= Patria Mirabal =

Dominican activist (1924–1960)

Patria Mercedes Mirabal Reyes (February 27, 1924 – November 25, 1960) was a Dominican activist and member of the resistance movement against the dictatorship of Rafael Leonidas Trujillo in the Dominican Republic. She was the oldest of the four Mirabal Sisters, who became symbols of political resistance and women's rights in Latin America.

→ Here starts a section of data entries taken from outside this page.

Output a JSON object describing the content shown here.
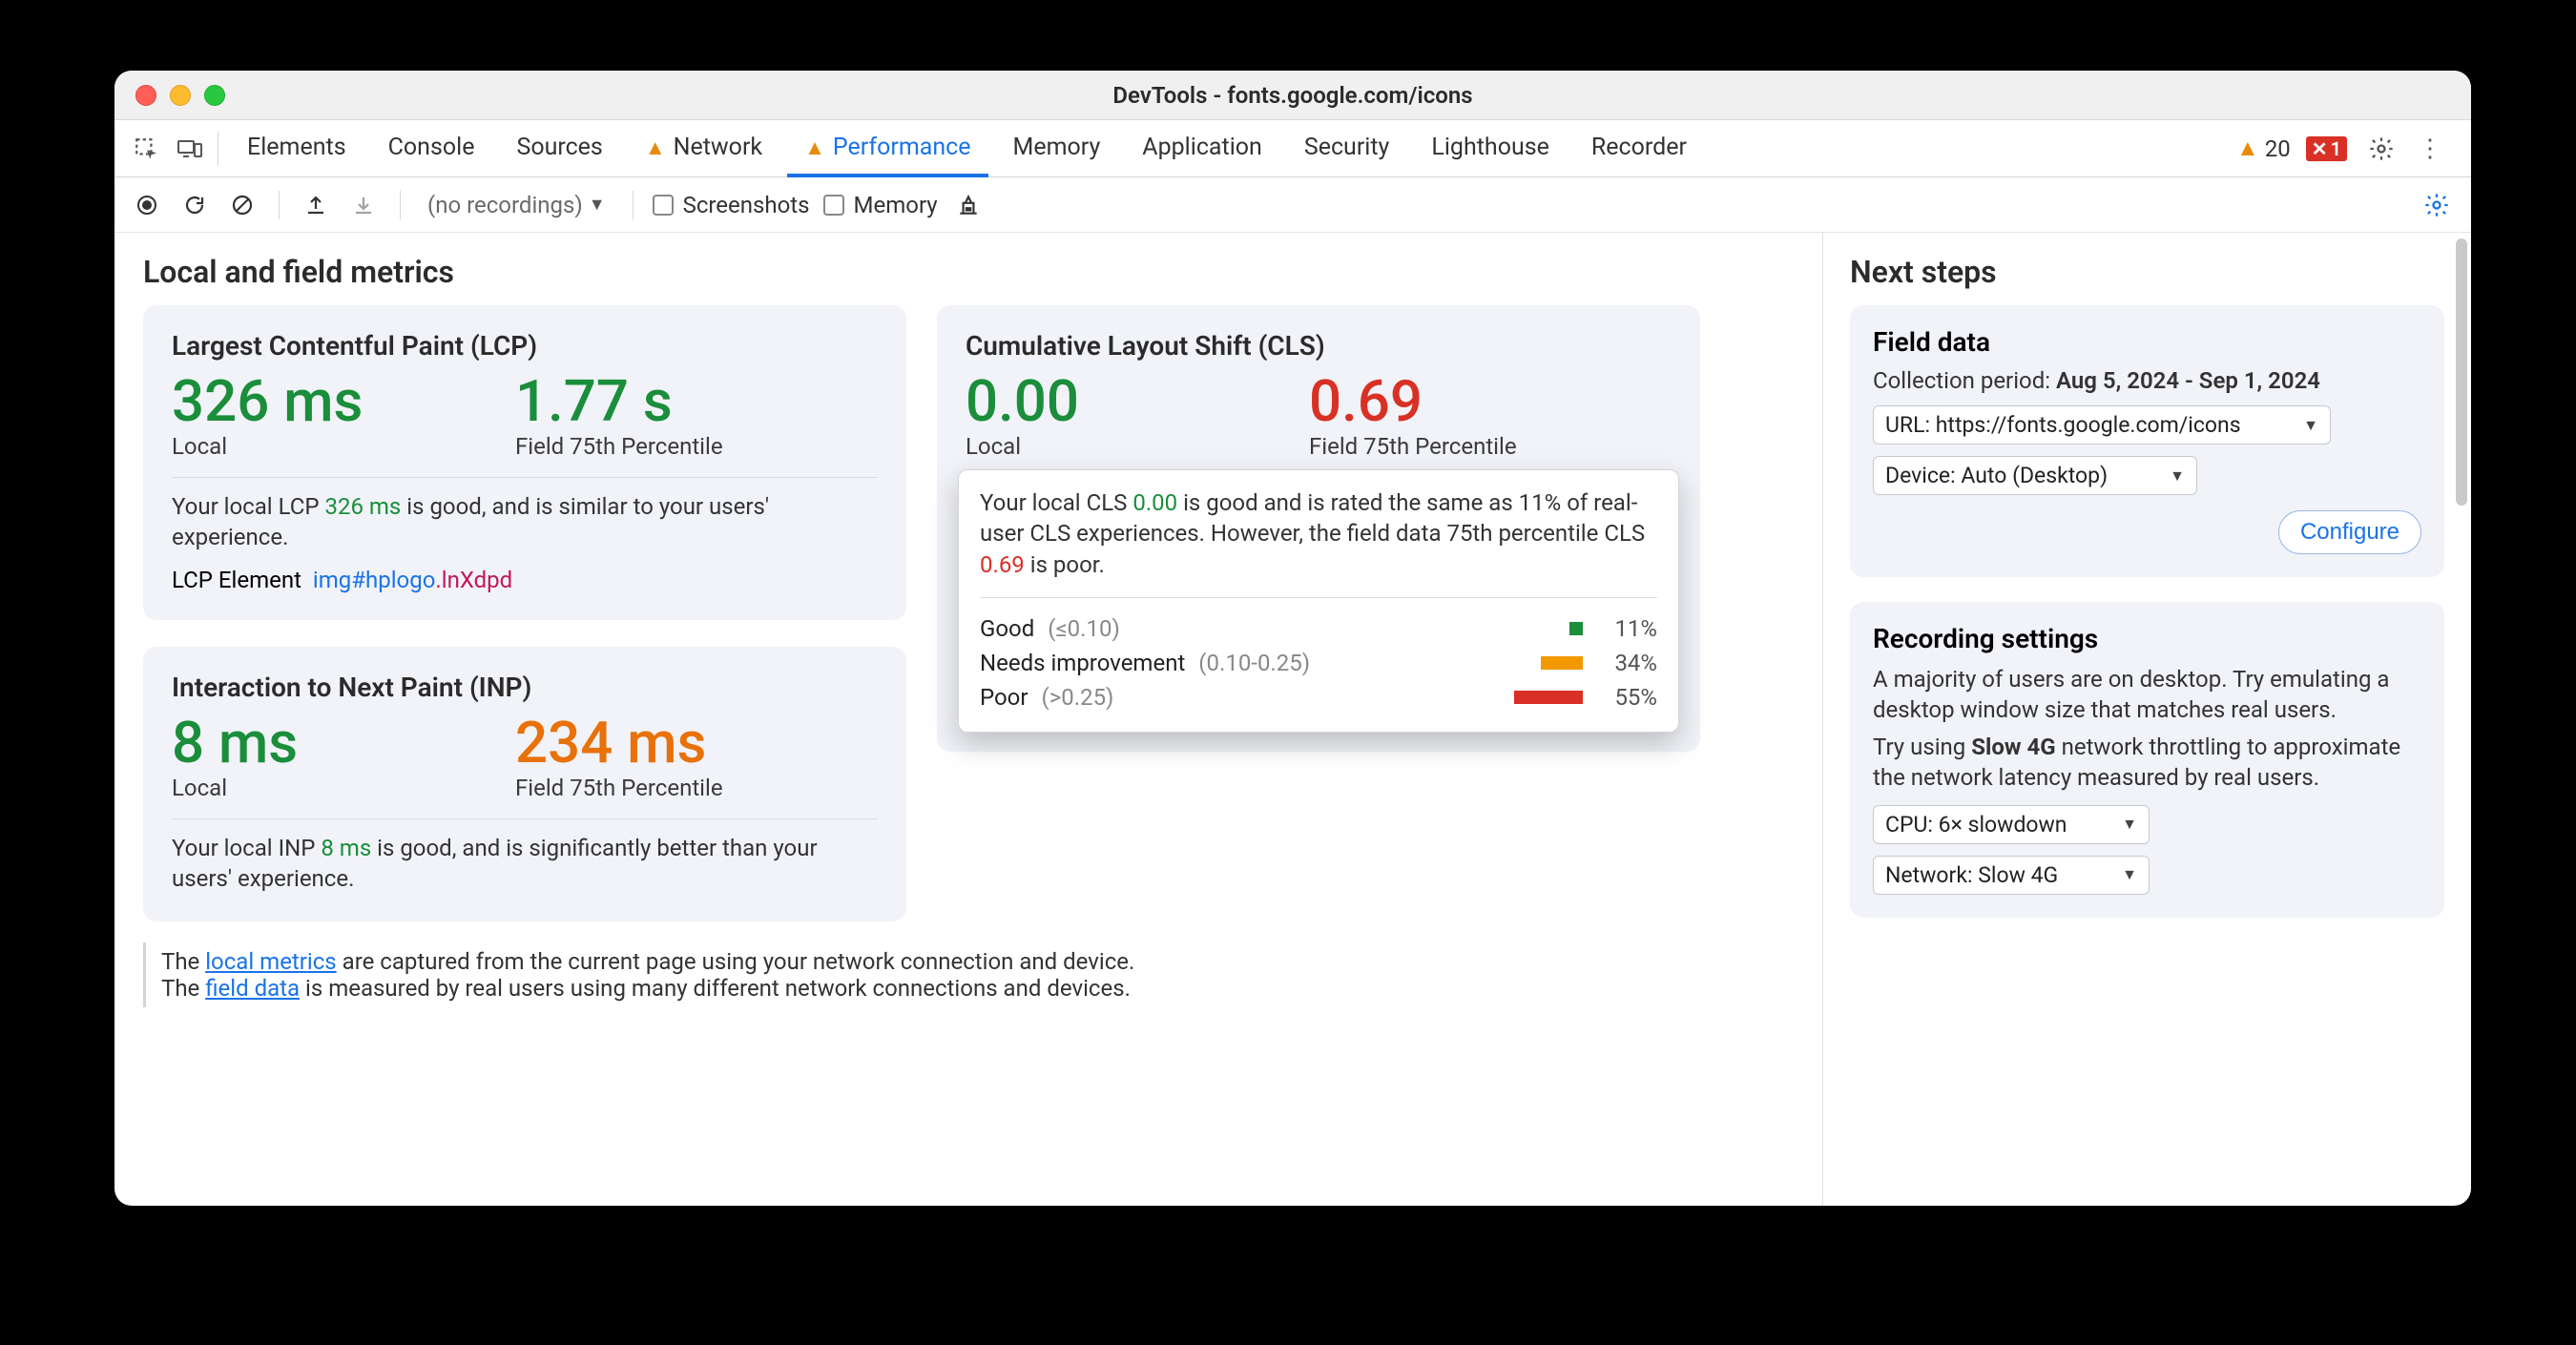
{
  "window": {
    "title": "DevTools - fonts.google.com/icons"
  },
  "tabs": {
    "items": [
      "Elements",
      "Console",
      "Sources",
      "Network",
      "Performance",
      "Memory",
      "Application",
      "Security",
      "Lighthouse",
      "Recorder"
    ],
    "warn_tabs": [
      "Network",
      "Performance"
    ],
    "active": "Performance"
  },
  "status": {
    "warnings": "20",
    "errors": "1"
  },
  "toolbar": {
    "recordings_label": "(no recordings)",
    "screenshots_label": "Screenshots",
    "memory_label": "Memory"
  },
  "main": {
    "heading": "Local and field metrics",
    "lcp": {
      "title": "Largest Contentful Paint (LCP)",
      "local_value": "326 ms",
      "local_label": "Local",
      "field_value": "1.77 s",
      "field_label": "Field 75th Percentile",
      "desc_pre": "Your local LCP ",
      "desc_val": "326 ms",
      "desc_post": " is good, and is similar to your users' experience.",
      "element_label": "LCP Element",
      "element_tag": "img#hplogo",
      "element_class": ".lnXdpd"
    },
    "inp": {
      "title": "Interaction to Next Paint (INP)",
      "local_value": "8 ms",
      "local_label": "Local",
      "field_value": "234 ms",
      "field_label": "Field 75th Percentile",
      "desc_pre": "Your local INP ",
      "desc_val": "8 ms",
      "desc_post": " is good, and is significantly better than your users' experience."
    },
    "cls": {
      "title": "Cumulative Layout Shift (CLS)",
      "local_value": "0.00",
      "local_label": "Local",
      "field_value": "0.69",
      "field_label": "Field 75th Percentile",
      "pop_pre": "Your local CLS ",
      "pop_local": "0.00",
      "pop_mid": " is good and is rated the same as 11% of real-user CLS experiences. However, the field data 75th percentile CLS ",
      "pop_field": "0.69",
      "pop_post": " is poor.",
      "dist": {
        "good": {
          "name": "Good",
          "range": "(≤0.10)",
          "pct": "11%",
          "w": 14
        },
        "needs": {
          "name": "Needs improvement",
          "range": "(0.10-0.25)",
          "pct": "34%",
          "w": 44
        },
        "poor": {
          "name": "Poor",
          "range": "(>0.25)",
          "pct": "55%",
          "w": 72
        }
      }
    },
    "info": {
      "line1_pre": "The ",
      "line1_link": "local metrics",
      "line1_post": " are captured from the current page using your network connection and device.",
      "line2_pre": "The ",
      "line2_link": "field data",
      "line2_post": " is measured by real users using many different network connections and devices."
    }
  },
  "side": {
    "heading": "Next steps",
    "field": {
      "title": "Field data",
      "period_label": "Collection period: ",
      "period_value": "Aug 5, 2024 - Sep 1, 2024",
      "url_select": "URL: https://fonts.google.com/icons",
      "device_select": "Device: Auto (Desktop)",
      "configure": "Configure"
    },
    "rec": {
      "title": "Recording settings",
      "p1_pre": "A majority of users are on desktop. Try emulating a desktop window size that matches real users.",
      "p2_pre": "Try using ",
      "p2_bold": "Slow 4G",
      "p2_post": " network throttling to approximate the network latency measured by real users.",
      "cpu_select": "CPU: 6× slowdown",
      "net_select": "Network: Slow 4G"
    }
  }
}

== Early life and education ==
Patria Mercedes Mirabal Reyes was born in Ojo de Aguas, Salcedo, Dominican Republic, to Enrique Mirabal Fernández and Mercedes Reyes Camilo. She attended the Colegio Inmaculada Concepción in La Vega, where she studied alongside her sisters. At the age of 17, she married Pedro Antonio González, a farmer and political activist with whom she had four children.

== Political activism ==
During the 1950s, opposition to the dictatorship of Rafael Trujillo grew throughout the Dominican Republic. Patria joined resistance movements with her sisters Minerva and María Teresa. They became members of the Movimiento 14 de Junio, a secret organization dedicated to overthrowing the regime.

== Assassination ==
On November 25, 1960, Patria, Minerva, and María Teresa Mirabal were returning home after visiting their imprisoned husbands when they were stopped by Trujillo's secret police. The women and their driver, Rufino de la Cruz, were murdered, and their deaths were staged as an accident.

== Legacy ==
Patria Mirabal and her sisters are remembered as national heroines in the Dominican Republic and international symbols of resistance against political oppression and violence against women.